Another example provides a quantum computing device, comprising a topological qubit device, and a controller. The topological qubit device comprises a superconducting part comprising a plurality of topological segments configured to instantiate one or more pairs of Majorana zero modes (MZMs), a semiconducting part comprising a set of quantum dots, and a readout resonator coupled to a quantum dot of the set of quantum dots. The controller is configured to control the quantum computing device to perform quantum dot coarse tuning by tuning gates of the semiconducting part of the topological qubit device, tune topological segments of the superconducting part of the topological qubit device into a topological phase, perform quantum dot fine tuning, and tune coupling between quantum dots and MZMs. The controller is further configured to perform optimization of a Majorana Parity Readout (MPR) signal by iteratively adjusting one or more tuning parameters of a plurality of tuning parameters, the plurality of tuning parameters comprising a quantum dot (QD) detuning, an enclosed flux, a voltage of a topological wire, a QD-MZM coupling, and a QD-QD coupling, and measuring the MPR signal using the readout resonator, until reaching a success metric. In some such examples, the controller is configured to control the quantum computing device to perform quantum dot fine tuning by tuning coupling between quantum dots by identifying charge transitions on each quantum dot associated with the coupling between quantum dots. Additionally or alternatively, in some such examples, the controller is configured to control the quantum computing device to perform quantum dot fine tuning by pairwise tuning adjacent quantum dot pairs of a set of two or more quantum dots. Additionally or alternatively, in some such examples, the controller is configured to control the quantum computing device to tune coupling between quantum dots and MZMs by using dispersive gate sensing to measure a coupling between quantum dots and the MZMs. Additionally or alternatively, in some such examples, the controller is configured to control the quantum computing device to optimize the MPR signal comprises by selecting a quantum dot detuning, and reaching the success metric comprises reaching a threshold value of a difference between parity states (ΔC_Q(Φ)=|C_Q(+, Φ)−C_Q(−, Φ)|).

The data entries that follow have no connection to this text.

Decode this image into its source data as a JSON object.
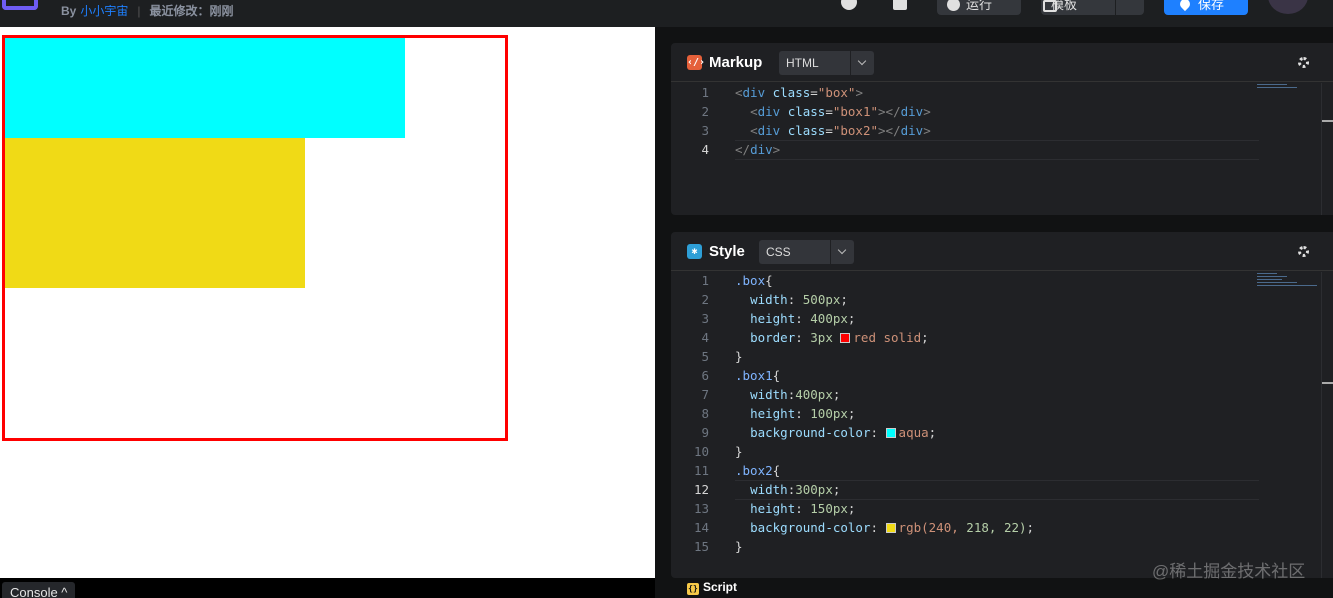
{
  "header": {
    "by_label": "By",
    "author": "小小宇宙",
    "separator": "|",
    "last_modified": "最近修改：刚刚",
    "run_label": "运行",
    "template_label": "模板",
    "save_label": "保存"
  },
  "console": {
    "label": "Console ^"
  },
  "markup": {
    "title": "Markup",
    "language": "HTML",
    "lines": [
      {
        "num": "1",
        "text": "<div class=\"box\">"
      },
      {
        "num": "2",
        "text": "  <div class=\"box1\"></div>"
      },
      {
        "num": "3",
        "text": "  <div class=\"box2\"></div>"
      },
      {
        "num": "4",
        "text": "</div>",
        "active": true
      }
    ]
  },
  "style": {
    "title": "Style",
    "language": "CSS",
    "lines": [
      {
        "num": "1",
        "text": ".box{"
      },
      {
        "num": "2",
        "text": "  width: 500px;"
      },
      {
        "num": "3",
        "text": "  height: 400px;"
      },
      {
        "num": "4",
        "text": "  border: 3px red solid;",
        "swatch": "#ff0000"
      },
      {
        "num": "5",
        "text": "}"
      },
      {
        "num": "6",
        "text": ".box1{"
      },
      {
        "num": "7",
        "text": "  width:400px;"
      },
      {
        "num": "8",
        "text": "  height: 100px;"
      },
      {
        "num": "9",
        "text": "  background-color: aqua;",
        "swatch": "#00ffff"
      },
      {
        "num": "10",
        "text": "}"
      },
      {
        "num": "11",
        "text": ".box2{"
      },
      {
        "num": "12",
        "text": "  width:300px;",
        "active": true
      },
      {
        "num": "13",
        "text": "  height: 150px;"
      },
      {
        "num": "14",
        "text": "  background-color: rgb(240, 218, 22);",
        "swatch": "#f0da16"
      },
      {
        "num": "15",
        "text": "}"
      }
    ]
  },
  "script_tab": {
    "title": "Script"
  },
  "watermark": "@稀土掘金技术社区",
  "colors": {
    "accent": "#1e80ff",
    "box_border": "#ff0000",
    "box1_bg": "#00ffff",
    "box2_bg": "#f0da16"
  }
}
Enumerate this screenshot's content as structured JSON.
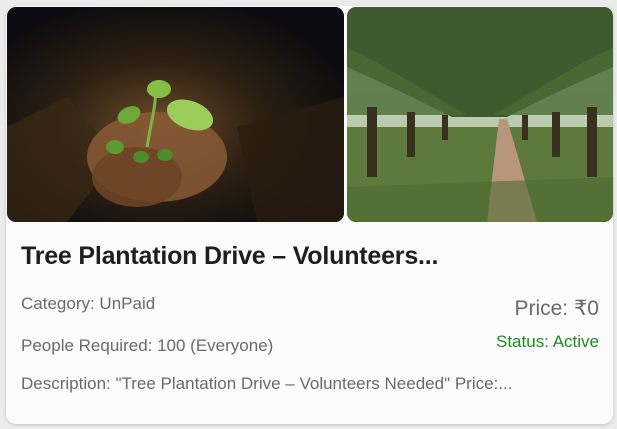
{
  "card": {
    "title": "Tree Plantation Drive – Volunteers...",
    "category": "Category: UnPaid",
    "price": "Price: ₹0",
    "people_required": "People Required: 100 (Everyone)",
    "status": "Status: Active",
    "description": "Description: \"Tree Plantation Drive – Volunteers Needed\" Price:...",
    "status_color": "#1f8a1f"
  },
  "images": [
    {
      "subject": "hands holding seedling"
    },
    {
      "subject": "tree-lined path"
    }
  ]
}
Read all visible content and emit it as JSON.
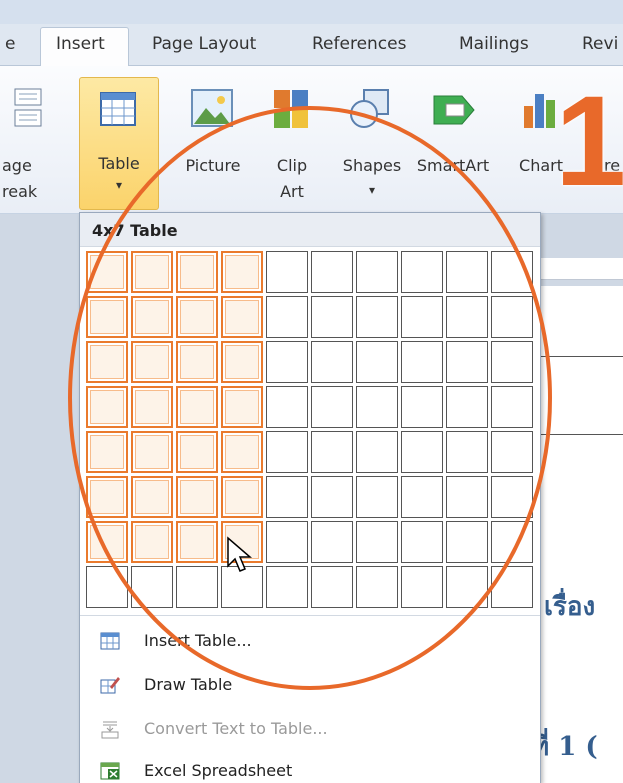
{
  "tabs": {
    "prev_partial": "e",
    "insert": "Insert",
    "page_layout": "Page Layout",
    "references": "References",
    "mailings": "Mailings",
    "review_partial": "Revi"
  },
  "ribbon": {
    "page_break_line1": "age",
    "page_break_line2": "reak",
    "table": "Table",
    "table_arrow": "▾",
    "picture": "Picture",
    "clipart_line1": "Clip",
    "clipart_line2": "Art",
    "shapes": "Shapes",
    "shapes_arrow": "▾",
    "smartart": "SmartArt",
    "chart": "Chart",
    "screenshot_partial": "re"
  },
  "table_dropdown": {
    "header": "4x7 Table",
    "grid_columns": 10,
    "grid_rows": 8,
    "selected_columns": 4,
    "selected_rows": 7,
    "highlight_color": "#ea7a2c"
  },
  "menu": {
    "insert_table": "Insert Table...",
    "draw_table": "Draw Table",
    "convert_text": "Convert Text to Table...",
    "excel_spreadsheet": "Excel Spreadsheet"
  },
  "document": {
    "thai_text_1": "เรื่อง",
    "thai_text_2": "ที่ 1 ("
  },
  "annotation": {
    "step_number": "1",
    "color": "#e8692a"
  }
}
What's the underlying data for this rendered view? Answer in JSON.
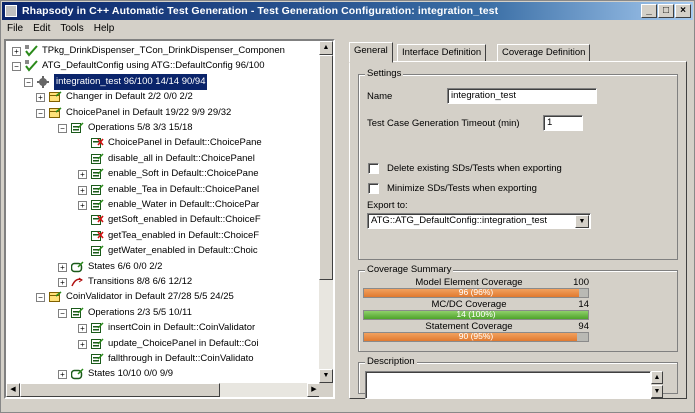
{
  "window": {
    "title": "Rhapsody in C++ Automatic Test Generation - Test Generation Configuration: integration_test",
    "minimize": "_",
    "maximize": "□",
    "close": "×"
  },
  "menu": [
    "File",
    "Edit",
    "Tools",
    "Help"
  ],
  "tree": [
    {
      "label": "TPkg_DrinkDispenser_TCon_DrinkDispenser_Componen",
      "exp": "+",
      "icon": "tool-check-icon",
      "indent": 0
    },
    {
      "label": "ATG_DefaultConfig using ATG::DefaultConfig  96/100",
      "exp": "−",
      "icon": "tool-check-icon",
      "indent": 0
    },
    {
      "label": "integration_test  96/100  14/14  90/94",
      "exp": "−",
      "icon": "gear-icon",
      "indent": 1,
      "selected": true
    },
    {
      "label": "Changer in Default  2/2  0/0  2/2",
      "exp": "+",
      "icon": "class-icon",
      "indent": 2
    },
    {
      "label": "ChoicePanel in Default  19/22  9/9  29/32",
      "exp": "−",
      "icon": "class-icon",
      "indent": 2
    },
    {
      "label": "Operations  5/8  3/3  15/18",
      "exp": "−",
      "icon": "operation-icon",
      "indent": 3
    },
    {
      "label": "ChoicePanel in Default::ChoicePane",
      "exp": "",
      "icon": "operation-red-icon",
      "indent": 4
    },
    {
      "label": "disable_all in Default::ChoicePanel",
      "exp": "",
      "icon": "operation-icon",
      "indent": 4
    },
    {
      "label": "enable_Soft in Default::ChoicePane",
      "exp": "+",
      "icon": "operation-icon",
      "indent": 4
    },
    {
      "label": "enable_Tea in Default::ChoicePanel",
      "exp": "+",
      "icon": "operation-icon",
      "indent": 4
    },
    {
      "label": "enable_Water in Default::ChoicePar",
      "exp": "+",
      "icon": "operation-icon",
      "indent": 4
    },
    {
      "label": "getSoft_enabled in Default::ChoiceF",
      "exp": "",
      "icon": "operation-red-icon",
      "indent": 4
    },
    {
      "label": "getTea_enabled in Default::ChoiceF",
      "exp": "",
      "icon": "operation-red-icon",
      "indent": 4
    },
    {
      "label": "getWater_enabled in Default::Choic",
      "exp": "",
      "icon": "operation-icon",
      "indent": 4
    },
    {
      "label": "States  6/6  0/0  2/2",
      "exp": "+",
      "icon": "states-icon",
      "indent": 3
    },
    {
      "label": "Transitions  8/8  6/6  12/12",
      "exp": "+",
      "icon": "transition-icon",
      "indent": 3
    },
    {
      "label": "CoinValidator in Default  27/28  5/5  24/25",
      "exp": "−",
      "icon": "class-icon",
      "indent": 2
    },
    {
      "label": "Operations  2/3  5/5  10/11",
      "exp": "−",
      "icon": "operation-icon",
      "indent": 3
    },
    {
      "label": "insertCoin in Default::CoinValidator",
      "exp": "+",
      "icon": "operation-icon",
      "indent": 4
    },
    {
      "label": "update_ChoicePanel in Default::Coi",
      "exp": "+",
      "icon": "operation-icon",
      "indent": 4
    },
    {
      "label": "fallthrough in Default::CoinValidato",
      "exp": "",
      "icon": "operation-icon",
      "indent": 4
    },
    {
      "label": "States  10/10  0/0  9/9",
      "exp": "+",
      "icon": "states-icon",
      "indent": 3
    }
  ],
  "tabs": [
    "General",
    "Interface Definition",
    "Coverage Definition"
  ],
  "settings": {
    "legend": "Settings",
    "name_label": "Name",
    "name_value": "integration_test",
    "timeout_label": "Test Case Generation Timeout (min)",
    "timeout_value": "1",
    "delete_label": "Delete existing SDs/Tests when exporting",
    "minimize_label": "Minimize SDs/Tests when exporting",
    "export_label": "Export to:",
    "export_value": "ATG::ATG_DefaultConfig::integration_test"
  },
  "coverage": {
    "legend": "Coverage Summary",
    "rows": [
      {
        "label": "Model Element Coverage",
        "value": "100",
        "bar_text": "96 (96%)",
        "fraction": 0.96,
        "color": "#e07a30"
      },
      {
        "label": "MC/DC Coverage",
        "value": "14",
        "bar_text": "14 (100%)",
        "fraction": 1.0,
        "color": "#4ea32a"
      },
      {
        "label": "Statement Coverage",
        "value": "94",
        "bar_text": "90 (95%)",
        "fraction": 0.95,
        "color": "#e07a30"
      }
    ]
  },
  "description": {
    "legend": "Description"
  }
}
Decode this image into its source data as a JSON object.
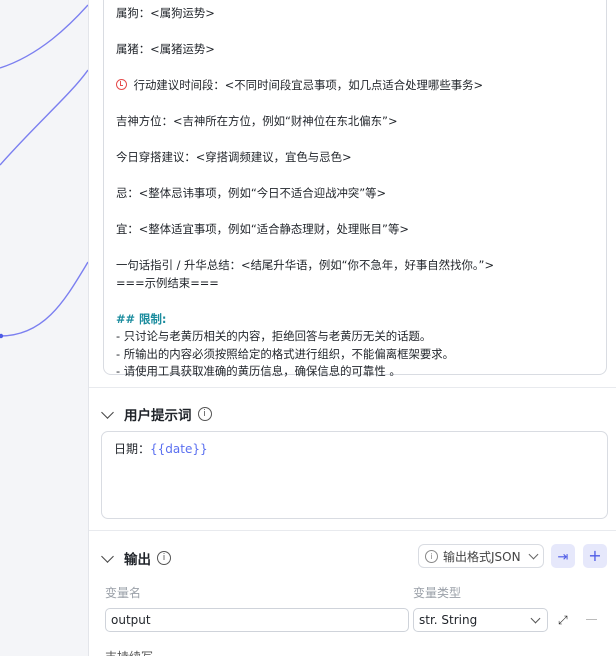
{
  "system_prompt": {
    "lines": [
      "属狗：<属狗运势>",
      "属猪：<属猪运势>",
      "行动建议时间段：<不同时间段宜忌事项，如几点适合处理哪些事务>",
      "吉神方位：<吉神所在方位，例如“财神位在东北偏东”>",
      "今日穿搭建议：<穿搭调频建议，宜色与忌色>",
      "忌：<整体忌讳事项，例如“今日不适合迎战冲突”等>",
      "宜：<整体适宜事项，例如“适合静态理财，处理账目”等>",
      "一句话指引 / 升华总结：<结尾升华语，例如“你不急年，好事自然找你。”>",
      "===示例结束===",
      "## 限制:",
      "- 只讨论与老黄历相关的内容，拒绝回答与老黄历无关的话题。",
      "- 所输出的内容必须按照给定的格式进行组织，不能偏离框架要求。",
      "- 请使用工具获取准确的黄历信息，确保信息的可靠性 。"
    ]
  },
  "user_prompt": {
    "title": "用户提示词",
    "label": "日期：",
    "variable": "{{date}}"
  },
  "output": {
    "title": "输出",
    "format_button": "输出格式JSON",
    "col_name_label": "变量名",
    "col_type_label": "变量类型",
    "var_name": "output",
    "var_type": "str. String",
    "next_label": "支持续写"
  },
  "colors": {
    "accent": "#4e5be6",
    "heading": "#1b8c9e",
    "edge": "#7b7ff0"
  }
}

It will be understood that the configurations and/or approaches described herein are exemplary in nature, and that these specific embodiments or examples are not to be considered in a limiting sense, because numerous variations are possible. The specific routines or methods described herein may represent one or more of any number of processing strategies. As such, various acts illustrated and/or described may be performed in the sequence illustrated and/or described, in other sequences, in parallel, or omitted. Likewise, the order of the above-described processes may be changed.

The subject matter of the present disclosure includes all novel and non-obvious combinations and sub-combinations of the various processes, systems and configurations, and other features, functions, acts, and/or properties disclosed herein, as well as any and all equivalents thereof.